In the remarkable documentary, Kurt Vonnegut:  Unstuck in Time, filmmaker Robert B. Weide interviews Kurt Vonnegut and intersperses their witty chats with old home movies provided by Kurt’s older brother, Bernard Vonnegut, photos of family and friends, his children’s reminiscences, Kurt at his high school reunion, love letters, accounts of his two marriages, high school plaques with names of men he knew who died in World War II, and historic footage of wars and other events. 

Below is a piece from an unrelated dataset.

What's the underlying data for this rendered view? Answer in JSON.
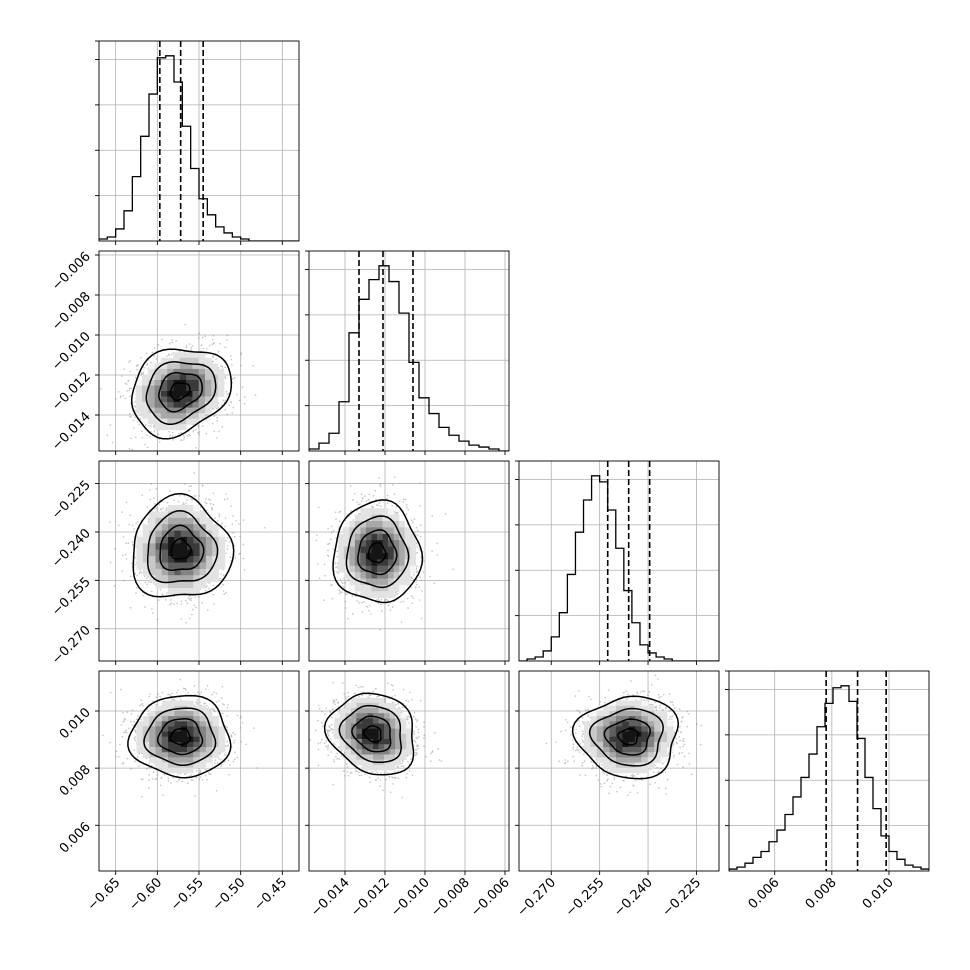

 Vonnegut grew up in a huge extended family in Indianapolis, Indiana: there were at least 30 Vonneguts in the Indianapolis phone book.  He underwent his share of trauma later:  he was a Prisoner of War during World War II, who survived the fire-bombing of Dresden because he was imprisoned at night in a slaughterhouse.  Later, while working in the PR department of GE,  he discovered that  GE was creating machines that would do men’s jobs and replace them in the workplace.  He quit to become a short story writer and novelist.

Vonnegut’s jokes are so outrageous that I fear he would offend today’s milquetoast audiences.  College students were once his biggest supporters, but I’m not sure they “get” satire anymore.

Here’s a witty, heartbreaking Vonnegut quote from the documentary.

My books are about loneliness and people being driven out of the Garden of Eden.  The world’s full of lonesome old people.  And when trouble comes they call either the police or the fire department.  Lonesome?  Dial 911.  And I say, Get an extended family.


In Slapstick, he makes similar observations. The hero, Dr. Wilbur Daffodil-11 Swain, runs for President of the United States on the radical platform of “Lonesome No More!”  He promises to provide every American with a huge, supportive extended family.  But first, because there is a fuel shortage, he has to burn Nixon’s papers from the National Archives to generate electricity so the computers can assign new middle names to the citizens.   (The middle name will identify your new family of tens of thousands of people.) 


I guess the critics didn’t like his attack on the loneliness of the nuclear family:  Vonnegut himself says he never got nastier reviews.   But in this darkly comic post-apocalyptic novel, Dr. Wilbur Daffodil-11 Swain is working for the good of the crumbling American society.


. What I love about Dr. Wilbur Daffodil-11 Swain, or do I mean Vonnegut?, is that he laughs in the darkness.

And so we will vote for Dr. Wilbur Daffodil-11 Swain in the next election.  We love his ideas!